The cache is configured by the using --cache-config
CLI options.
The --cache-config
option is variadic, meaning it can be repeated multiple
times to set multiple configuration fields. The format of a --cache-config
option is <cache_name>,<key>=<value>
. At a minimum you must provide a host
and port
to allow the client to connect to Redis e.g. let's try connecting to
a redis instance living on the host redis-host
and listening on port 6379
:
tritonserver --cache-config redis,host=redis-host --cache-config redis,port=6379
Configuration Option | Required | Description | Default |
---|---|---|---|
host | Yes | The hostname or IP address of the server where Redis is running. | N/A |
port | Yes | The port number to connect to on the server. | N/A |
user | No | The username to use for authentication of the ACLs to the Redis Server | default |
password | No | The password to Redis. | N/A |
db | No | The db number to user. NOTE - use of the db number is considered an anti-pattern in Redis, so it is advised that you do not use this option | 0 |
connect_timeout | No | The maximum time, in milliseconds to wait for a connection to be established to Redis. 0 means wait forever | 0 |
socket_timeout | No | The maximum time, in milliseconds the client will wait for a response from Redis. 0 means wait forever | 0 |
pool_size | No | The number pooled connections to Redis the client will maintain. | 1 |
wait_timeout | No | The maximum time, in milliseconds to wait for a connection from the pool. | 1000 |
Optionally you may configure your user
/password
via environment variables. The corresponding user
environment variable is TRITONCACHE_REDIS_USERNAME
whereas the corresponding password
environment variable is TRITONCACHE_REDIS_PASSWORD
.
Transport Layer Security (TLS) can be enabled in Redis and within the Triton Redis Cache, to do so you will need a TLS
enabled version of Redis, e.g. OSS Redis or
Redis Enterprise. You will also need to configure Triton Server to use TLS with Redis
through the following --cache-config
TLS options.
Configuration Option | Required | Description |
---|---|---|
tls_enabled | Yes | set to true to enable TLS |
cert | no | The certificate to use for TLS. |
key | no | The certificate key to use for TLS. |
cacert | No | The Certificate Authority certificate to use for TLS. |
sni | No | Server name indication for TLS. |
There are many ways to go about monitoring what's going on in Redis. One popular mode is to export metrics data from Redis to Prometheus, and use Grafana to observe them.

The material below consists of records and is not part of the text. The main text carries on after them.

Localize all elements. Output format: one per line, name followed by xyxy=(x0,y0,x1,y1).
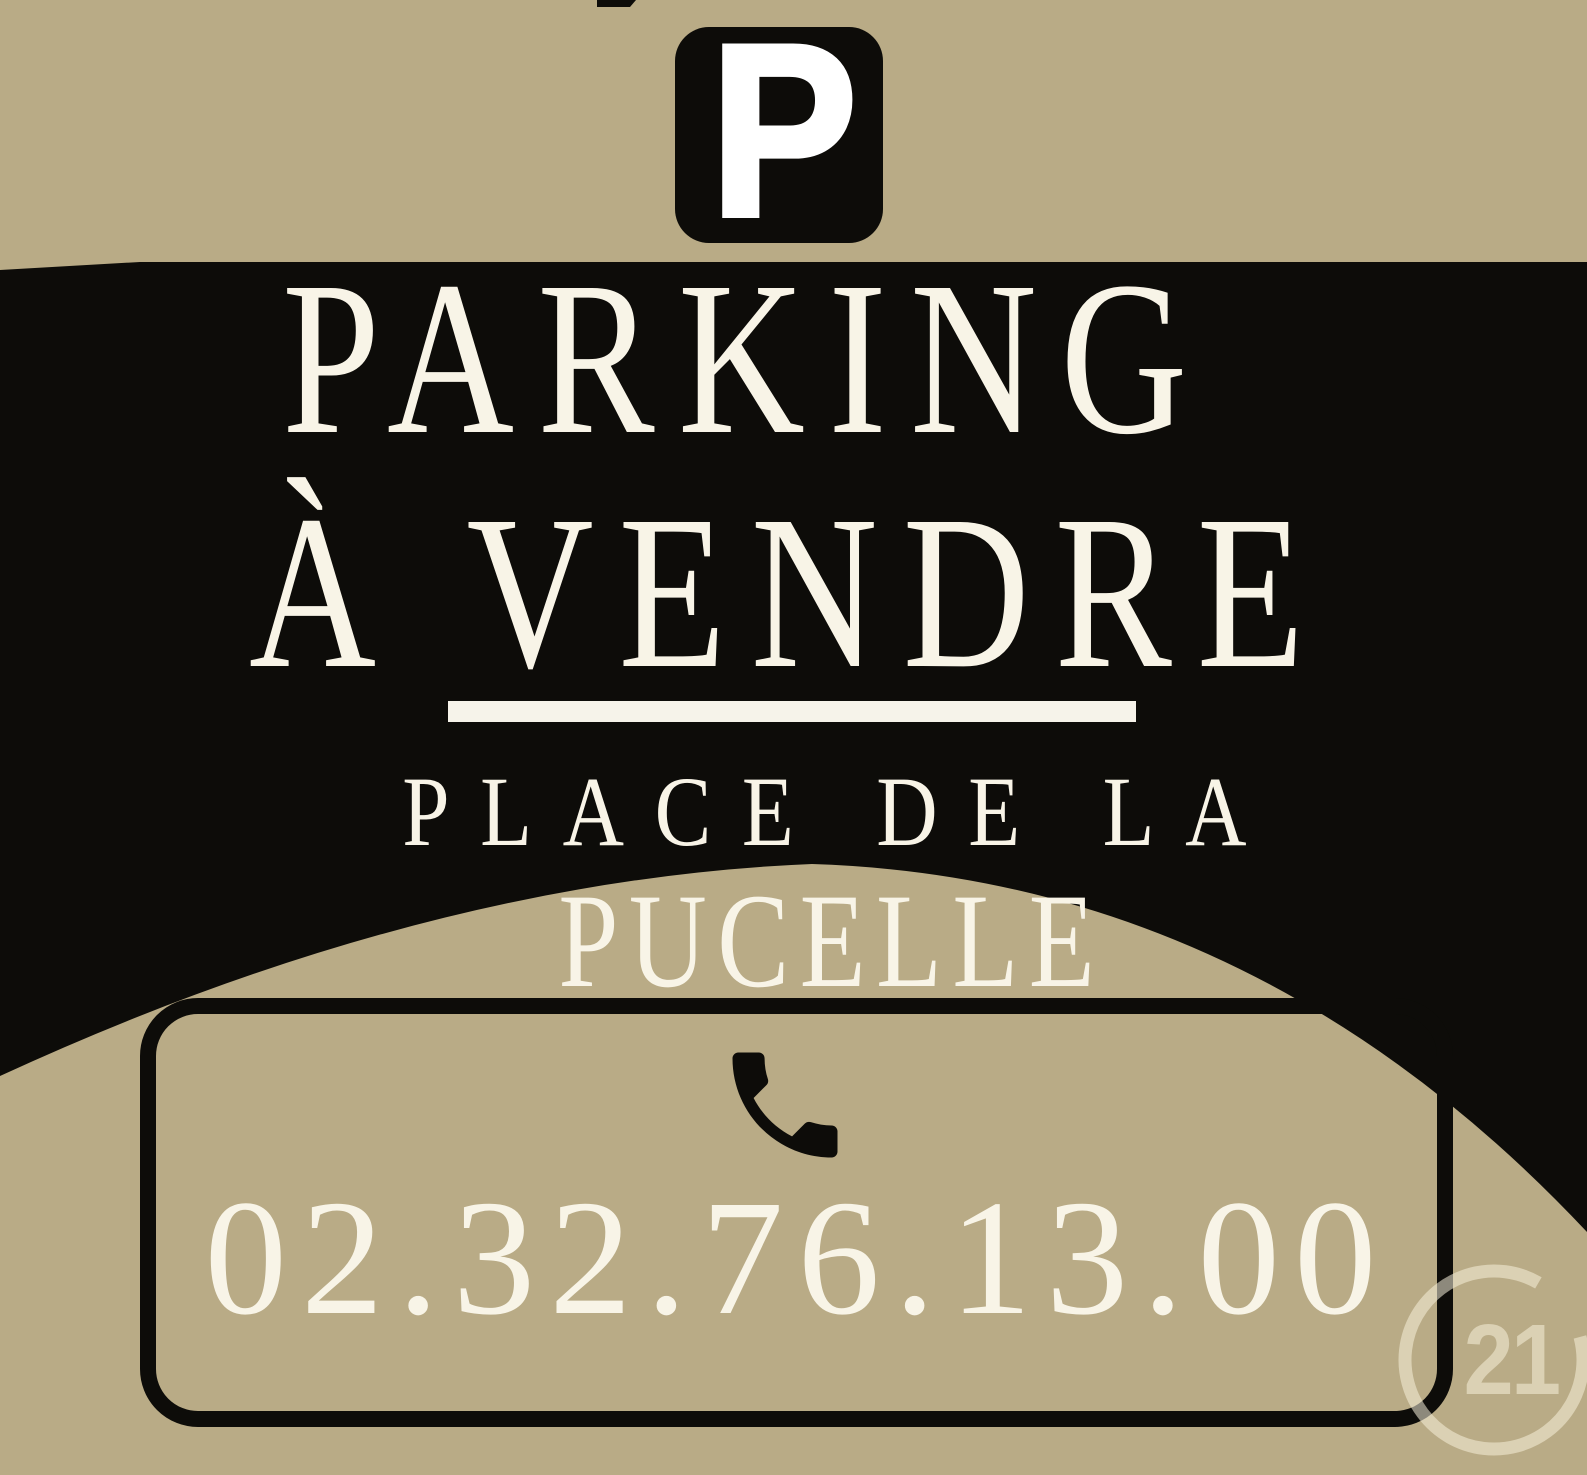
poster: P PARKING À VENDRE PLACE DE LA PUCELLE 0… xyxy=(0,0,1587,1475)
location-line-1: PLACE DE LA xyxy=(0,762,1587,862)
parking-p-letter: P xyxy=(710,8,857,253)
parking-p-icon: P xyxy=(675,27,883,243)
phone-number: 02.32.76.13.00 xyxy=(0,1175,1587,1340)
location-line-2: PUCELLE xyxy=(0,874,1587,1009)
title-line-2: À VENDRE xyxy=(0,482,1587,702)
top-edge-sliver xyxy=(597,0,636,7)
title-underline xyxy=(448,701,1136,722)
century21-logo: 21 xyxy=(1393,1256,1587,1471)
phone-icon xyxy=(715,1035,855,1175)
century21-number: 21 xyxy=(1464,1305,1560,1416)
title-line-1: PARKING xyxy=(0,248,1587,468)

- If you're using OSS Redis, use the Redis Exporter to export metrics from Redis into Prometheus.
- If you're using Redis Enterprise or Redis Cloud you can use the built-in integrations for Prometheus
You can try out the Redis Cache with Triton in docker:
- clone this repo:
git clone https://github.com/triton-inference-server/redis_cache
- follow build instructions enumerated above
- clone the Triton server repo:
git clone https://github.com/triton-inference-server
- Add the following to:
docs/examples/model_repository/densenet_onnx/config.pbtxt
response_cache{
enable:true
}
- cd into
redis_cache
- Install NVIDIA's container toolkit
- Create an account on NGC
- Log docker into to NVIDIA's container repository:
docker login nvcr.io
Username: $oauthtoken
Password: <MY API KEY>
NOTE: Username: $oauthtoken in this context means that your username is literally $oauthtoken - your API key serves as the unique part of your credentials
- run
docker-compose build
- run
docker-compose up
- In a separate terminal run
docker run -it --rm --net=host nvcr.io/nvidia/tritonserver:23.06-py3-sdk
- Run
/workspace/install/bin/image_client -m densenet_onnx -c 3 -s INCEPTION /workspace/images/mug.jpg
- on the first run - this will miss the cache
- subsequent runs will pull the inference out of the cache
- you can validate this by watching Redis with
docker exec -it redis_cache_triton-redis_1 redis-cli monitor